The Infinite

The Infinite

Project scope

If the doors of perception were cleansed everything would appear to man as it is, infinite. For man has closed himself up, till he sees all things through narrow chinks of his cavern — William Blake

Michel de Montaigne wrote, “Thousands are wrecked in port.” This project is about the alternate to security, globalism, and evolving systems of power, placed under the concept of the infinite. This is not a religious concept, at least in how we understand and use it. The infinite is opposed to the absolute. There is no reduction, but rather multiplication: an infinite field, and an infinite number of paths. At the same time, we are cognisant of the breaking down of orders and the procession towards chaos in military and political theory. So our thinking about infinity is not a simple binary between order and disorder, or between the State and anarchism.

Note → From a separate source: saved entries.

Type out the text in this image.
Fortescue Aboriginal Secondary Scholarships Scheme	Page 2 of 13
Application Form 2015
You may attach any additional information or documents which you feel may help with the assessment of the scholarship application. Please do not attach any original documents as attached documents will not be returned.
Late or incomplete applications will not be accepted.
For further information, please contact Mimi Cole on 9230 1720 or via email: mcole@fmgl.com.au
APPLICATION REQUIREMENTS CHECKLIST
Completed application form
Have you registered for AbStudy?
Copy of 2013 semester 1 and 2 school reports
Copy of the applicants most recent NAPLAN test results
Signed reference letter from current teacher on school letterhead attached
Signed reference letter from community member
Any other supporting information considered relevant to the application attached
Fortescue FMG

The infinite is also a concept that opens up questions on the physical constitution of the known universe, which is a subject matter we believe is — and surprisingly so — neglected in social and political thought and action. In our understanding, figures and thinkers like Michel Foucault, Gilles Deleuze and others represent a new wave of materialist orientation, one that shares little to almost zero with the historical materialism of Marx, outside of an empathy for the downtrodden. Rather, this materialism is one of forces and the complex interplay of material factors in behaviour, both at group levels and individually, and in the context of specific institutions, assemblages of the same, and the State itself, which constitutes a powerful, if ephemeral, force in everyday life.

Exploring the notion of the infinite is, for us, a way of opening out history beyond the strict confines of human history, and into the vast interplay of myriad other factors, whether ecology and environment, sexuality and evolution, or patterns of thinking and action whose origins are difficult to trace precisely, and yet nonetheless inform totality profoundly. It is also a means to break with all limits of concepts — even useful ones — in pursuit of free thinking or poetry or dreams or visions.